Doctor Emanuel reached across the table, laid his hand on hers. “Nick’s right. And your desire to see the creature that attacked headquarters suffer is based on the anger and revulsion you feel at the slaughter of your fellow workers. It’s a natural response, wanting to hurt those who’ve hurt us. It doesn’t lessen your humanity.”

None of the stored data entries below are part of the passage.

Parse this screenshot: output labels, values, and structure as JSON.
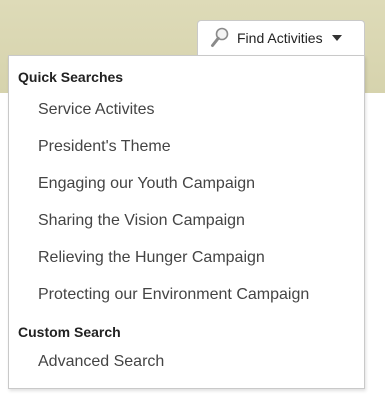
{
  "header": {
    "find_button_label": "Find Activities",
    "find_button_icon": "search-icon",
    "caret_icon": "chevron-down-icon"
  },
  "menu": {
    "quick_searches": {
      "title": "Quick Searches",
      "items": [
        "Service Activites",
        "President's Theme",
        "Engaging our Youth Campaign",
        "Sharing the Vision Campaign",
        "Relieving the Hunger Campaign",
        "Protecting our Environment Campaign"
      ]
    },
    "custom_search": {
      "title": "Custom Search",
      "items": [
        "Advanced Search"
      ]
    }
  },
  "colors": {
    "header_bar": "#d8d5b0",
    "menu_text": "#444444",
    "header_text": "#222222"
  }
}
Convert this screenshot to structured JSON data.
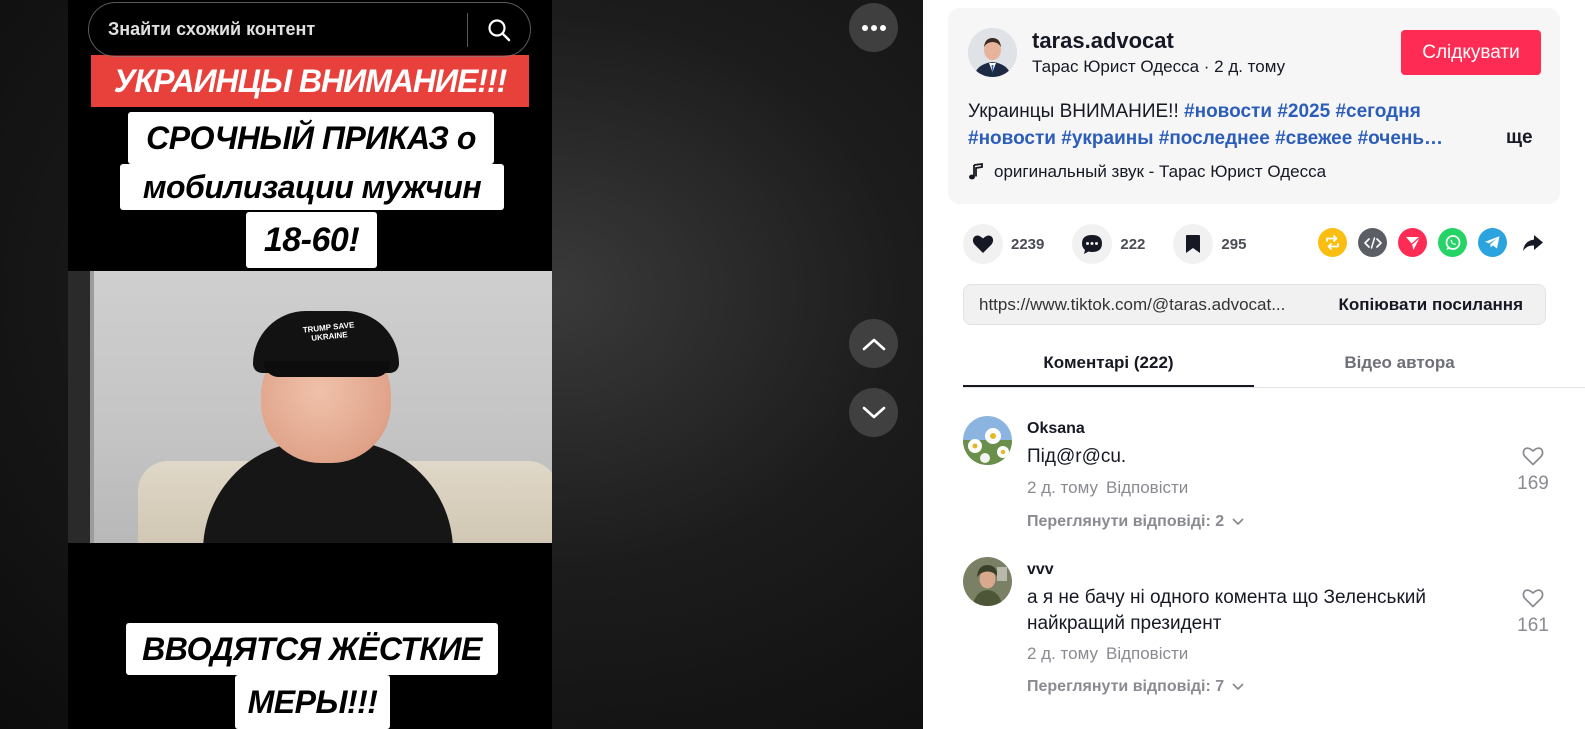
{
  "search": {
    "placeholder": "Знайти схожий контент"
  },
  "video": {
    "headline": "УКРАИНЦЫ ВНИМАНИЕ!!!",
    "line1": "СРОЧНЫЙ ПРИКАЗ о",
    "line2": "мобилизации мужчин",
    "line3": "18-60!",
    "line4": "ВВОДЯТСЯ ЖЁСТКИЕ",
    "line5": "МЕРЫ!!!",
    "cap_text": "TRUMP SAVE UKRAINE"
  },
  "author": {
    "username": "taras.advocat",
    "display_name": "Тарас Юрист Одесса",
    "separator": " · ",
    "posted": "2 д. тому",
    "follow_label": "Слідкувати"
  },
  "description": {
    "text": "Украинцы ВНИМАНИЕ!! ",
    "tags_line1": [
      "#новости",
      "#2025",
      "#сегодня"
    ],
    "tags_line2": [
      "#новости",
      "#украины",
      "#последнее",
      "#свежее",
      "#очень…"
    ],
    "more_label": "ще"
  },
  "sound": {
    "label": "оригинальный звук - Тарас Юрист Одесса"
  },
  "stats": {
    "likes": "2239",
    "comments": "222",
    "saves": "295"
  },
  "share_colors": {
    "repost": "#fbbd10",
    "embed": "#5c5e66",
    "send": "#fe2c55",
    "whatsapp": "#25d366",
    "telegram": "#2aa3df"
  },
  "link": {
    "url": "https://www.tiktok.com/@taras.advocat...",
    "copy_label": "Копіювати посилання"
  },
  "tabs": [
    {
      "label": "Коментарі (222)",
      "active": true
    },
    {
      "label": "Відео автора",
      "active": false
    }
  ],
  "comments": [
    {
      "user": "Oksana",
      "text": "Під@r@cu.",
      "time": "2 д. тому",
      "reply_label": "Відповісти",
      "view_replies": "Переглянути відповіді: 2",
      "likes": "169"
    },
    {
      "user": "vvv",
      "text": "а я не бачу ні одного комента що Зеленський найкращий президент",
      "time": "2 д. тому",
      "reply_label": "Відповісти",
      "view_replies": "Переглянути відповіді: 7",
      "likes": "161"
    }
  ]
}
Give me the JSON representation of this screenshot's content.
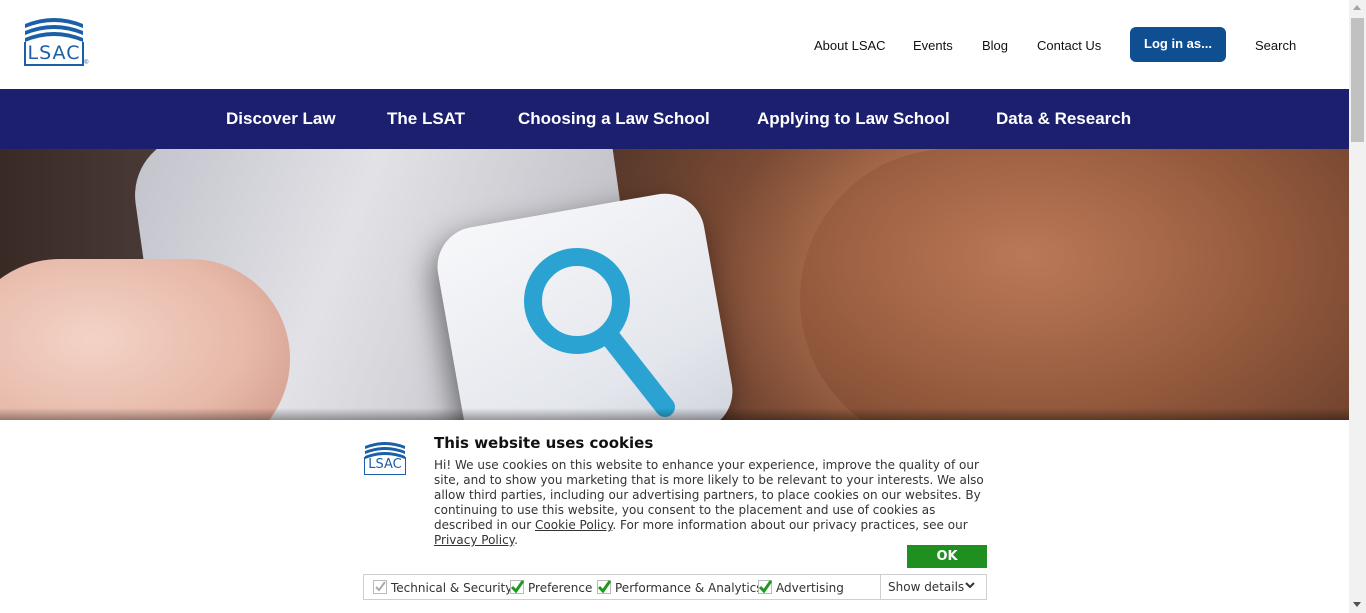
{
  "header": {
    "logo_text": "LSAC",
    "logo_mark": "®",
    "links": [
      "About LSAC",
      "Events",
      "Blog",
      "Contact Us"
    ],
    "login_label": "Log in as...",
    "search_label": "Search"
  },
  "main_nav": {
    "items": [
      "Discover Law",
      "The LSAT",
      "Choosing a Law School",
      "Applying to Law School",
      "Data & Research"
    ]
  },
  "hero": {
    "image": "magnifying-glass-app-icon-on-phone"
  },
  "cookie_banner": {
    "logo_text": "LSAC",
    "title": "This website uses cookies",
    "body_part1": "Hi! We use cookies on this website to enhance your experience, improve the quality of our site, and to show you marketing that is more likely to be relevant to your interests. We also allow third parties, including our advertising partners, to place cookies on our websites. By continuing to use this website, you consent to the placement and use of cookies as described in our ",
    "cookie_policy_link": "Cookie Policy",
    "body_part2": ". For more information about our privacy practices, see our ",
    "privacy_policy_link": "Privacy Policy",
    "body_part3": ".",
    "ok_label": "OK",
    "options": [
      {
        "label": "Technical & Security",
        "checked": true,
        "locked": true
      },
      {
        "label": "Preference",
        "checked": true,
        "locked": false
      },
      {
        "label": "Performance & Analytics",
        "checked": true,
        "locked": false
      },
      {
        "label": "Advertising",
        "checked": true,
        "locked": false
      }
    ],
    "show_details_label": "Show details"
  },
  "colors": {
    "nav_bg": "#1b1f6e",
    "brand_blue": "#0f4e91",
    "ok_green": "#1f8f1f",
    "check_green": "#1f9a1f"
  }
}
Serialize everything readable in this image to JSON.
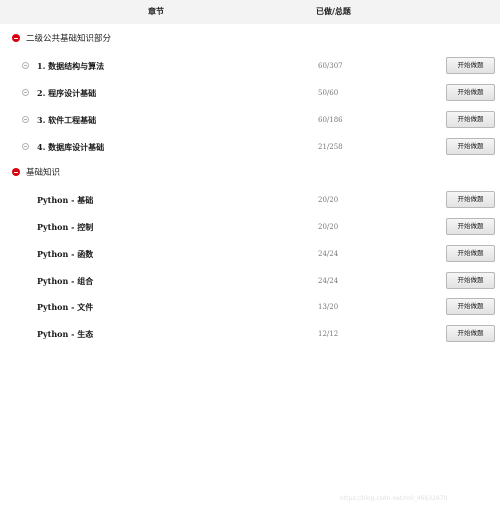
{
  "header": {
    "chapter_label": "章节",
    "progress_label": "已做/总题"
  },
  "sections": [
    {
      "title": "二级公共基础知识部分",
      "rows": [
        {
          "label": "1.  数据结构与算法",
          "count": "60/307",
          "button": "开始做题"
        },
        {
          "label": "2.  程序设计基础",
          "count": "50/60",
          "button": "开始做题"
        },
        {
          "label": "3.  软件工程基础",
          "count": "60/186",
          "button": "开始做题"
        },
        {
          "label": "4.  数据库设计基础",
          "count": "21/258",
          "button": "开始做题"
        }
      ]
    },
    {
      "title": "基础知识",
      "rows": [
        {
          "label": "Python - 基础",
          "count": "20/20",
          "button": "开始做题"
        },
        {
          "label": "Python - 控制",
          "count": "20/20",
          "button": "开始做题"
        },
        {
          "label": "Python - 函数",
          "count": "24/24",
          "button": "开始做题"
        },
        {
          "label": "Python - 组合",
          "count": "24/24",
          "button": "开始做题"
        },
        {
          "label": "Python - 文件",
          "count": "13/20",
          "button": "开始做题"
        },
        {
          "label": "Python - 生态",
          "count": "12/12",
          "button": "开始做题"
        }
      ]
    }
  ],
  "watermark": "https://blog.csdn.net/m0_46632970",
  "colors": {
    "collapse_icon": "#d9000e",
    "header_bg": "#f3f3f3",
    "button_border": "#b8b8b8"
  },
  "icons": {
    "section_toggle": "collapse-minus-icon",
    "row_bullet": "circle-minus-icon"
  }
}
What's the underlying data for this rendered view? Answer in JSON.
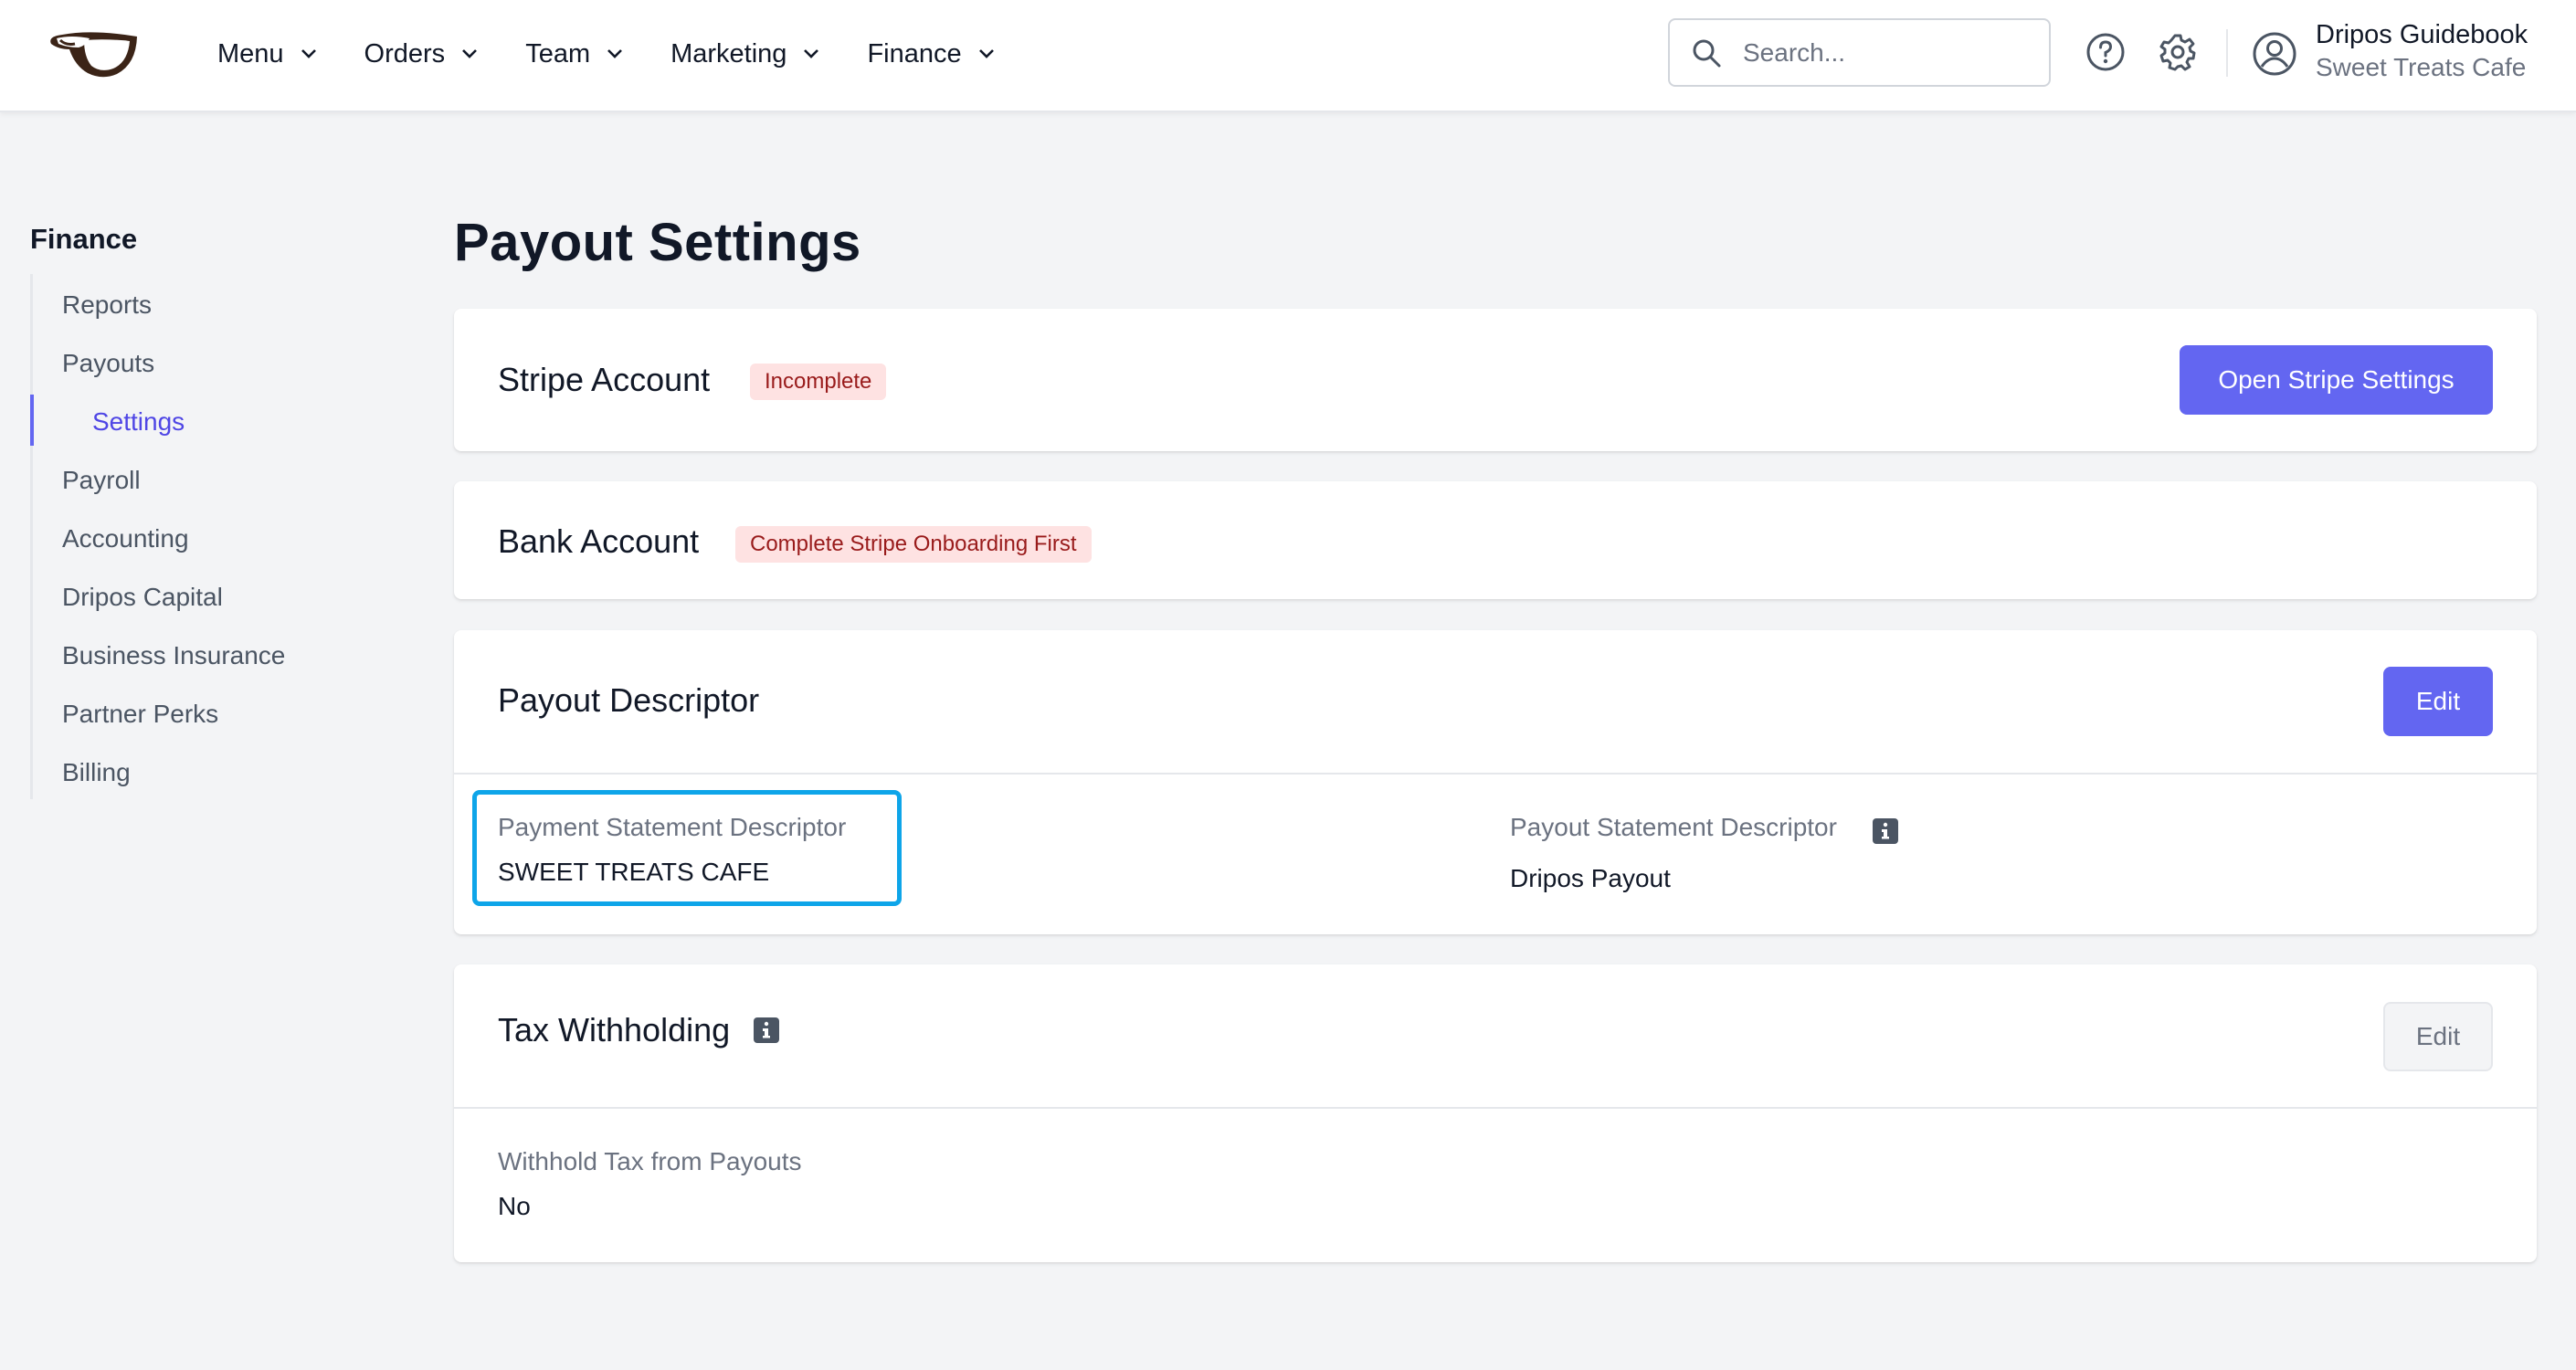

Bel wasn’t so sure about that. She found herself staring at the far wall, consumed by silence. An immense sadness came over her. Despite Doctor Emanuel’s reassuring words, she was sure that such violent feelings of revenge and her abiding hatred of the assassins were far from normal. There must be a better way for people to live.
A distant horizon seemed to beckon, a place untouched by the everyday horrors of the late twenty-first century, a realm swaddled in the grander and nobler qualities of human beings. A realm of peace and comradeship. A realm where sadistic Paratwa didn’t torture families and human mothers didn’t try immolating their own babies.
The idea of babies again brought to mind her growing urge to become a mother. She wasn’t about to let herself get pregnant, not now, not with the immense responsibilities inherent in the director’s job. Still, the notion seemed to trickle into consciousness at least once a day.
She noticed Nick and Doctor Emanuel trading puzzled looks at her distracted state.
Get it together, Bel. She forced concentration back to Doctor Emanuel’s original question.
“The truth is, I don’t believe we have any choice but to wipe out the Paratwa,” she told them. “They’re superior to us in so many ways. Worse, they know it. If we allow the binary threat to continue to grow, I believe they’ll eventually supplant humans.”